In a multi-user database transactions run concurrently. If their access to data is not managed properly it can lead to incorrect data values and database inconsistency. The three most common problems are:
1. Lost updates, which can occur when a transaction updates a value and writes to the database, but a second transaction updates the same data before the first update has been committed, so the first update is over written.
2. Uncommitted data errors are when a transaction updates a value but hasn’t yet committed it and a second transaction performs an operation on the first transaction’s updated value, if the first transaction is roll backed, the second transaction’s update doesn’t yield a correct value.
3. Inconsistent retrievals occur when a transaction is performing an aggregate operation, like a total or average on a data set, while another transaction is updating values in the same dataset. This can result in errors when the aggregate function is using some of the pre-update values and some already updated values.
Concurrency control ensures the serializability of transactions and preserves the ‘ACID’* database transaction properties. It does this by using tools like locks, which control which transactions have access to a piece of data, and time stamps which help determine the order of operations.
*Atomicity – All transactions should be a single logically unit of work.
All operations in a transaction must be carried out or the entire transaction should be rolled back (or undone).
Consistency – The database should be consistent with all the data constraints, before and after transactions are performed.
Isolation – Transactions should be kept separate and prevented from updating the same data at once.
Durability – Once a transaction is committed to the database the change should be permanent and safe from any sort of crash or system failure.
A DBMS scheduler is responsible for concurrency control. It determines the order in which the operations of concurrent transactions are carried out. It interleaves operations using algorithms and protocols which guarantee serializability, the state of the database after the transactions are executed should be the same as if they were executed one after the other.
The scheduler can use locks, time stamps and optimistic techniques to arrange the order of operations and prevent conflicts.
Locks can be put on data (by database, table , page, row, or field) to prevent it being updated by more than one transaction at a time. If two operations are read only they may be allowed to share a lock.
A transaction must acquire all the data locks it needs to carry out its operations before it actually makes any changes to the database. If a transaction is waiting too long for a lock it can time out and be rescheduled, to help prevent deadlocks.
Time stamps are assigned to each transaction. They can be used to determine what happens when two transactions are trying to acquire access to the same piece of data simultaneously. Depending on the time stamp a transaction may be scheduled to wait for the other to finish, or it may be rolled back and rescheduled with the same time stamp.
If the optimistic method is being used, all concurrent transaction are carried out without restrictions. The data to be updated is copied into a temporary file and updated. After any changes have been validated it can be written to the database permanent disk.
After a database experiences any sort of crash or failure, the database must go through a recovery process. The database uses transaction logs and checkpoints to restore the database to its pre-crash state. The recovery process is slightly different for the deferred write and write through techniques .
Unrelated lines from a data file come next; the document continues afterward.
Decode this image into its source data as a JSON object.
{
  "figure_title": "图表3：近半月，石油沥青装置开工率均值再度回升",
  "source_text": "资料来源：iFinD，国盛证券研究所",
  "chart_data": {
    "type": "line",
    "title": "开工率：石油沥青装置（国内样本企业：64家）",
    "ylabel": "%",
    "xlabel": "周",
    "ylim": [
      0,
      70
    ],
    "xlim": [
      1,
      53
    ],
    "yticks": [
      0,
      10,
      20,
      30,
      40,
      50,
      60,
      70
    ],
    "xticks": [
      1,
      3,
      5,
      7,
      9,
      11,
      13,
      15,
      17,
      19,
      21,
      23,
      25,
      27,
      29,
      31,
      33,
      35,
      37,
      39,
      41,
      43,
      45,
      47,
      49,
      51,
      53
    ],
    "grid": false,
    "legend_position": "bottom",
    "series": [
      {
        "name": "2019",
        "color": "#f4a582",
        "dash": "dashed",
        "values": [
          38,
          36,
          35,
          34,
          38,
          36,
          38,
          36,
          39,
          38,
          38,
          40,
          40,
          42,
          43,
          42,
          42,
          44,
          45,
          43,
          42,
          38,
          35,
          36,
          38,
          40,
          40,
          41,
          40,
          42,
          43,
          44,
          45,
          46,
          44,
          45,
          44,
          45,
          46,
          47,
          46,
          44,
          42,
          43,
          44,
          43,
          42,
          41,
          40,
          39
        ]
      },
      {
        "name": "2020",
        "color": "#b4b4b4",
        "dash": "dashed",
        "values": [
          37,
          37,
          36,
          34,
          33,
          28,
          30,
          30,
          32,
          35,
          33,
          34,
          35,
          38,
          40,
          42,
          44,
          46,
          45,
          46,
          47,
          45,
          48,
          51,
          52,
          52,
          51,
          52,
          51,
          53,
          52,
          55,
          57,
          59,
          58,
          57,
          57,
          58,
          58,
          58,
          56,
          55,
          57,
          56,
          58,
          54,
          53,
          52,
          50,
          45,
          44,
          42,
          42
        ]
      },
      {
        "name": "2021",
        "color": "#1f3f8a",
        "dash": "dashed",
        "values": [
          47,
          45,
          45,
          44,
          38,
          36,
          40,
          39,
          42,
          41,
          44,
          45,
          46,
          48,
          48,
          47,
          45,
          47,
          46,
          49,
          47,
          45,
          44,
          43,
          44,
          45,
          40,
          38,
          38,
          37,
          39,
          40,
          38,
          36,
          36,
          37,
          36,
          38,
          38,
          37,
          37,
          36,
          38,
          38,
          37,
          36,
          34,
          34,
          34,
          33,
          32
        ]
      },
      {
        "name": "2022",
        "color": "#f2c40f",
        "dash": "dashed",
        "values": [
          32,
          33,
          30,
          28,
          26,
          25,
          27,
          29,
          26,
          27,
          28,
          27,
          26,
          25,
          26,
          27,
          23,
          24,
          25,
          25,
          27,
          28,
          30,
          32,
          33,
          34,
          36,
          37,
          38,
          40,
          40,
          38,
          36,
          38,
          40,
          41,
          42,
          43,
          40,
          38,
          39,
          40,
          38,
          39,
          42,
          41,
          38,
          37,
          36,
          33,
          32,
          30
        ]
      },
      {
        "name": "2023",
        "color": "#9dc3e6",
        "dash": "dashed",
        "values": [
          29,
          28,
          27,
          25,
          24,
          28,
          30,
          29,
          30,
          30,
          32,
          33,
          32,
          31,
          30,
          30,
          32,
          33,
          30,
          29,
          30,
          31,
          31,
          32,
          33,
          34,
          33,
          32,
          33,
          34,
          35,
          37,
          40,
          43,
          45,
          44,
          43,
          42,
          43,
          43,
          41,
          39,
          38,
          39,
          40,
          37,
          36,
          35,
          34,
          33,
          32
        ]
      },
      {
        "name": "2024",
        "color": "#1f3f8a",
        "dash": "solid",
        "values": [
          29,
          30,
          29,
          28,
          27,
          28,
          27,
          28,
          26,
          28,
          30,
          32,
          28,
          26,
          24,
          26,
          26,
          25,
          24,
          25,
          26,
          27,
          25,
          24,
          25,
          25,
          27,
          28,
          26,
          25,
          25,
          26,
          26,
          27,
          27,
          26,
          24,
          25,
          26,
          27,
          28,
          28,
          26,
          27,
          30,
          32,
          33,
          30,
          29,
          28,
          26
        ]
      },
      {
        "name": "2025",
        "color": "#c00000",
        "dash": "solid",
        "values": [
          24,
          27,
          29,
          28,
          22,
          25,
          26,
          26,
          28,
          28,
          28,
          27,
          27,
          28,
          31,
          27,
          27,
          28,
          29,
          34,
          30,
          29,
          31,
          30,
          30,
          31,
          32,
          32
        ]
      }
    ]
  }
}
When using the deferred write technique, changes are recorded in a log before a transaction commit. Only after all updates are made is the data committed. The recovery process with this technique is:
1. Identify the last checkpoint after the last successful save to disk.
2. Any transactions committed before this checkpoint can stay as they are since they were saved to disk before the crash.
3. Any transaction committed after the checkpoint can be validated by the DBMS by comparing the database values to the transaction’s after values recorded in the log.
4. For any transaction that was rolled back after the checkpoint, no action needs to be taken since they didn’t alter the database yet.
With the write through technique changes are written to the database immediately and before a transaction is committed. The log entry is written before the change is made and the log is synced with the database. Step 1 – 3 of the recovery process with this technique is the same as with deferred writing. Step four differs, since any transaction that hadn’t been committed before the last checkpoint must be rolled back and any database values that were altered need to be returned to their pre-transaction state using the before values recorded in the log.